With a new video conferencing system installed last fall, the University of Arkansas at Fayetteville is now developing courses in which students will be able to access a live video stream of lectures remotely from their mobile devices.
The new courses, focused on agriculture and food law, are among several new applications of high definition video conferencing launched by the university since it adopted a system designed by LifeSize, an Austin-based company acquired by Logitech in 2009.
“The infrastructure we previously had was a hodgepodge of people who had appliances in their classrooms, but there was no centralization,” says Eric Gorder, program manager for the university’s IT services. Not only is the new system centralized, but Gorder says it is more cost-effective because it reduces travel costs for faculty and students who collaborate with departments on other campuses and for administrators who interview job applicants remotely.
The LifeSize system features a tool called ClearSea, which enables students to access video conferences via their desktop, laptop, tablet or mobile phone. Using this tool, distance classes are more interactive because students remotely watching the live video streaming can ask and answer questions in real-time and not be relegated to communicating through a chat window typical of most online classes.
“Rather than just perceiving the class as watching a lecture on television, they will be able to immerse themselves in the lectures and discussions, and participate as though they were in the room with the rest of their colleagues,” says Randy Thompson, director of the university’s law library and information technology services.
The courses will be tailored for attorneys who want to develop expertise in agriculture and food law and are working on their Master of Law degree. With the remote video conference capability, students from around the world who cannot leave their jobs and travel to Arkansas will be able to take one of the new courses.
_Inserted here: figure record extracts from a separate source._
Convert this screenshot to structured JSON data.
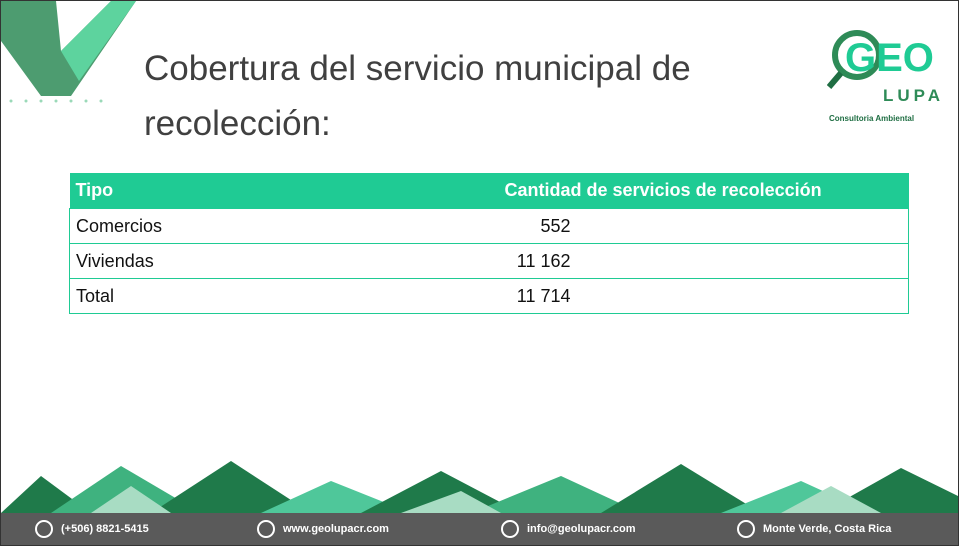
{
  "header": {
    "title": "Cobertura del servicio municipal de recolección:"
  },
  "logo": {
    "name_top": "GEO",
    "name_bottom": "LUPA",
    "tagline": "Consultoria Ambiental"
  },
  "table": {
    "columns": [
      "Tipo",
      "Cantidad de servicios de recolección"
    ],
    "rows": [
      [
        "Comercios",
        "552"
      ],
      [
        "Viviendas",
        "11 162"
      ],
      [
        "Total",
        "11 714"
      ]
    ]
  },
  "footer": {
    "phone": "(+506) 8821-5415",
    "web": "www.geolupacr.com",
    "email": "info@geolupacr.com",
    "location": "Monte Verde, Costa Rica"
  }
}
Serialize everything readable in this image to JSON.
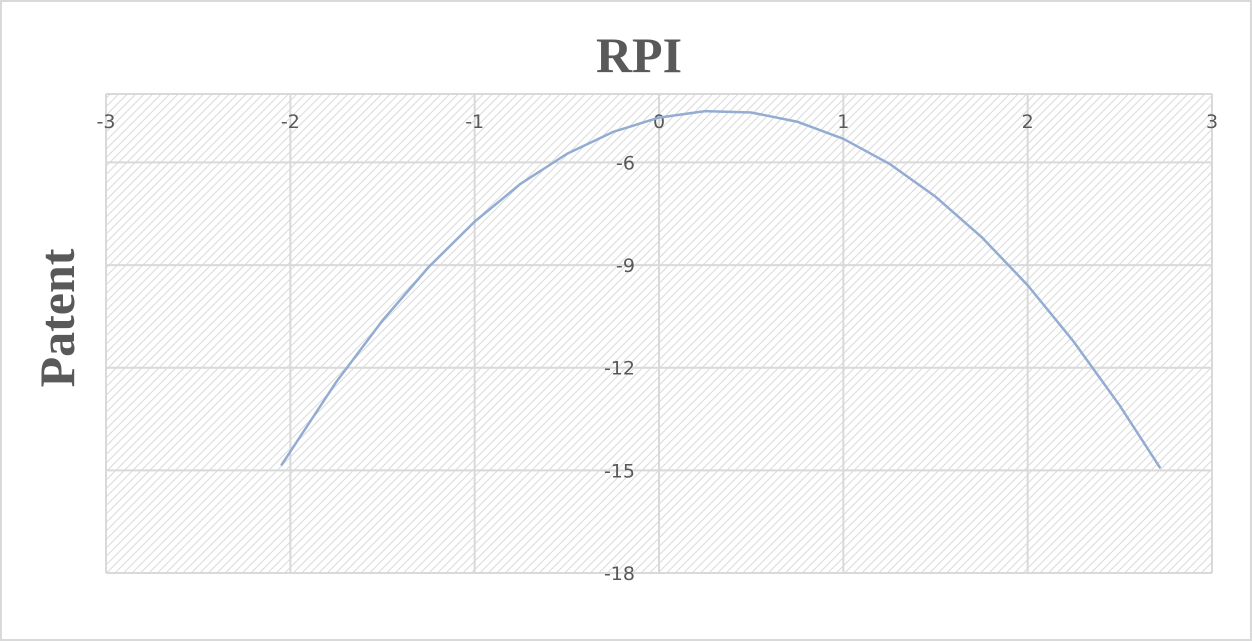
{
  "chart_data": {
    "type": "line",
    "title": "RPI",
    "y_label": "Patent",
    "x": [
      -2.05,
      -1.75,
      -1.5,
      -1.25,
      -1,
      -0.75,
      -0.5,
      -0.25,
      0,
      0.25,
      0.5,
      0.75,
      1,
      1.25,
      1.5,
      1.75,
      2,
      2.25,
      2.5,
      2.72
    ],
    "series": [
      {
        "color": "#93acd2",
        "values": [
          -14.86,
          -12.41,
          -10.62,
          -9.06,
          -7.73,
          -6.62,
          -5.75,
          -5.11,
          -4.69,
          -4.5,
          -4.54,
          -4.81,
          -5.31,
          -6.04,
          -7.0,
          -8.18,
          -9.59,
          -11.24,
          -13.11,
          -14.94
        ]
      }
    ],
    "xlim": [
      -3,
      3
    ],
    "xticks": [
      -3,
      -2,
      -1,
      0,
      1,
      2,
      3
    ],
    "ylim": [
      -18,
      -4
    ],
    "yticks": [
      -18,
      -15,
      -12,
      -9,
      -6
    ],
    "grid": true
  }
}
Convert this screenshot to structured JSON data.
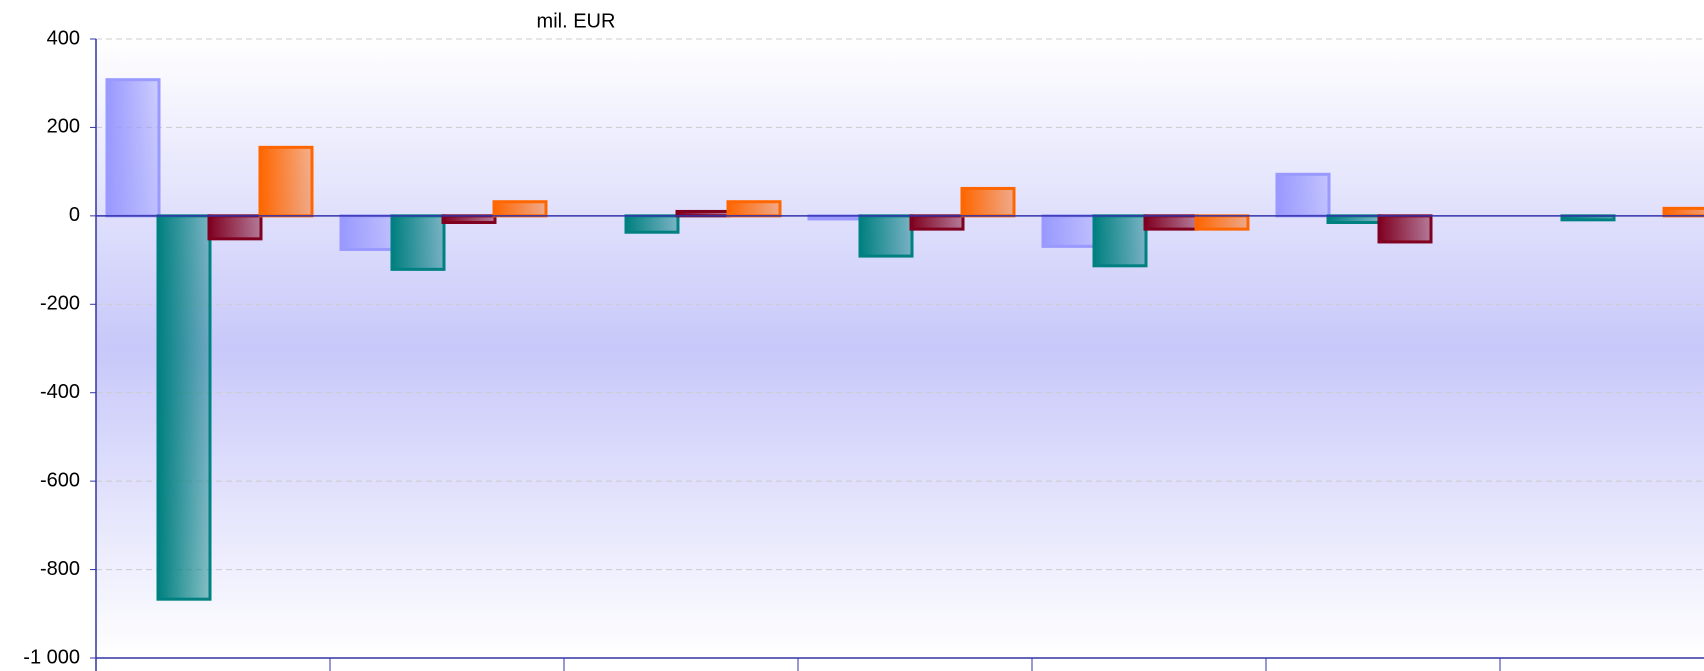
{
  "chart_data": {
    "type": "bar",
    "title": "mil. EUR",
    "categories": [
      null,
      null,
      null,
      null,
      null,
      null,
      null
    ],
    "series": [
      {
        "color": "#9999ff",
        "values": [
          308,
          -76,
          null,
          -7,
          -69,
          94,
          null
        ]
      },
      {
        "color": "#008080",
        "values": [
          -867,
          -121,
          -37,
          -91,
          -113,
          -15,
          -9
        ]
      },
      {
        "color": "#800020",
        "values": [
          -52,
          -15,
          10,
          -30,
          -30,
          -59,
          null
        ]
      },
      {
        "color": "#ff6600",
        "values": [
          155,
          32,
          32,
          62,
          -30,
          null,
          17
        ]
      }
    ],
    "ylim": [
      -1000,
      400
    ],
    "yticks": [
      {
        "value": -1000,
        "label": "-1 000"
      },
      -800,
      -600,
      -400,
      -200,
      0,
      200,
      400
    ],
    "grid": true
  }
}
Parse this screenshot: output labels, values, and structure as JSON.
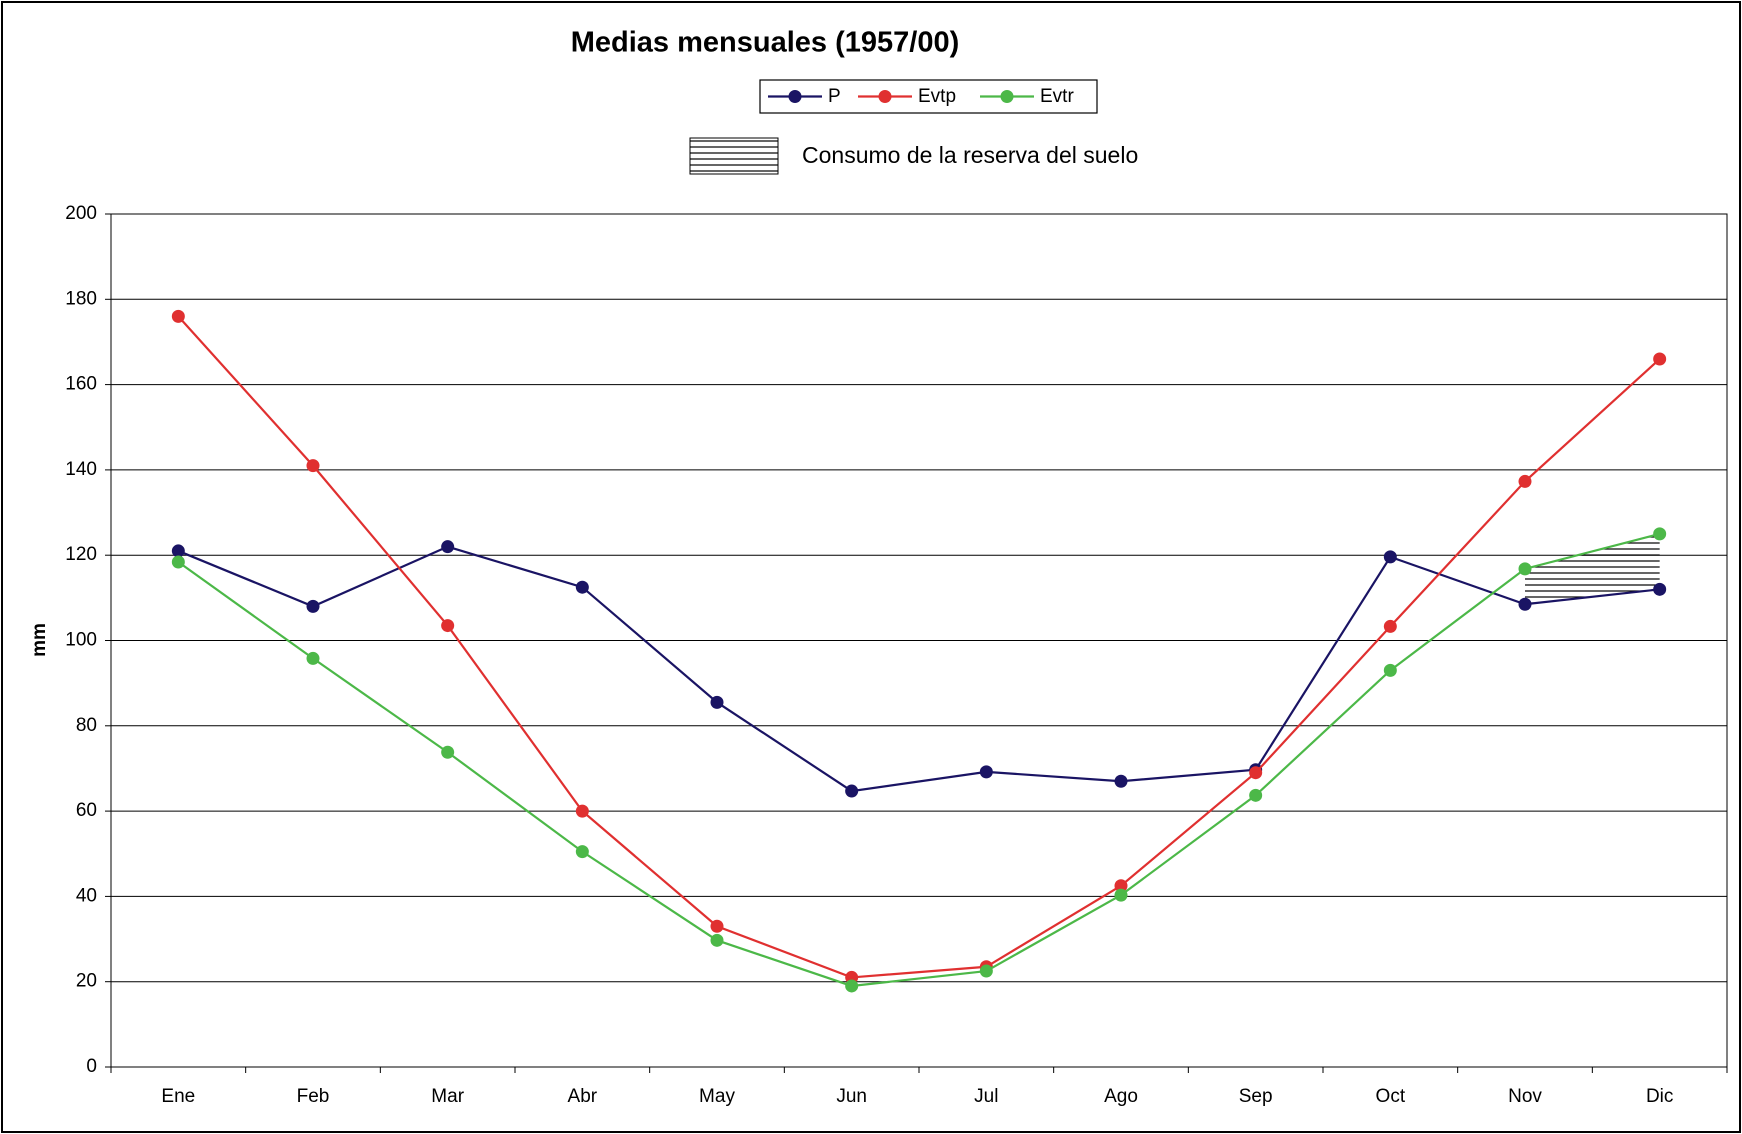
{
  "chart_data": {
    "type": "line",
    "title": "Medias mensuales (1957/00)",
    "y_label": "mm",
    "annotation": "Consumo de la reserva del suelo",
    "categories": [
      "Ene",
      "Feb",
      "Mar",
      "Abr",
      "May",
      "Jun",
      "Jul",
      "Ago",
      "Sep",
      "Oct",
      "Nov",
      "Dic"
    ],
    "series": [
      {
        "name": "P",
        "color": "#1a1464",
        "values": [
          121,
          108,
          122,
          112.5,
          85.5,
          64.7,
          69.2,
          67,
          69.7,
          119.6,
          108.5,
          112
        ]
      },
      {
        "name": "Evtp",
        "color": "#e03030",
        "values": [
          176,
          141,
          103.5,
          60,
          33,
          21,
          23.5,
          42.5,
          69,
          103.3,
          137.3,
          166
        ]
      },
      {
        "name": "Evtr",
        "color": "#4cb848",
        "values": [
          118.4,
          95.8,
          73.8,
          50.5,
          29.7,
          19,
          22.5,
          40.3,
          63.7,
          93,
          116.8,
          125
        ]
      }
    ],
    "ylim": [
      0,
      200
    ],
    "yticks": [
      0,
      20,
      40,
      60,
      80,
      100,
      120,
      140,
      160,
      180,
      200
    ],
    "grid": true
  }
}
Students in the university’s nursing program have also benefited from the new video conferencing system since it allows them to collaborate with faculty at the University of Arkansas Medical School, which is three hours away in Little Rock. For example, a researcher who used a nursing student to simulate symptoms at the medical school could engage nursing students at the Fayetteville campus in the training since they could view it remotely and diagnose the condition.
Faculty who don’t want to deal with the hassle of leaving their offices to drive across campus for a meeting are using ClearSea to conference with colleagues from their desks. If they don’t have the video equipment in their office, they can access it from other rooms equipped with the LifeSize boxes.
Installing the video conferencing system requires a “pretty significant capital outlay upfront,” Gorder says, and to equip each classroom with a codec, or video conferencing tool, costs $2,999.
For the University of Arkansas, the benefits and savings have made the investment worthwhile, since the new system has opened up a new world of possibilities for both teaching and managing campus operations.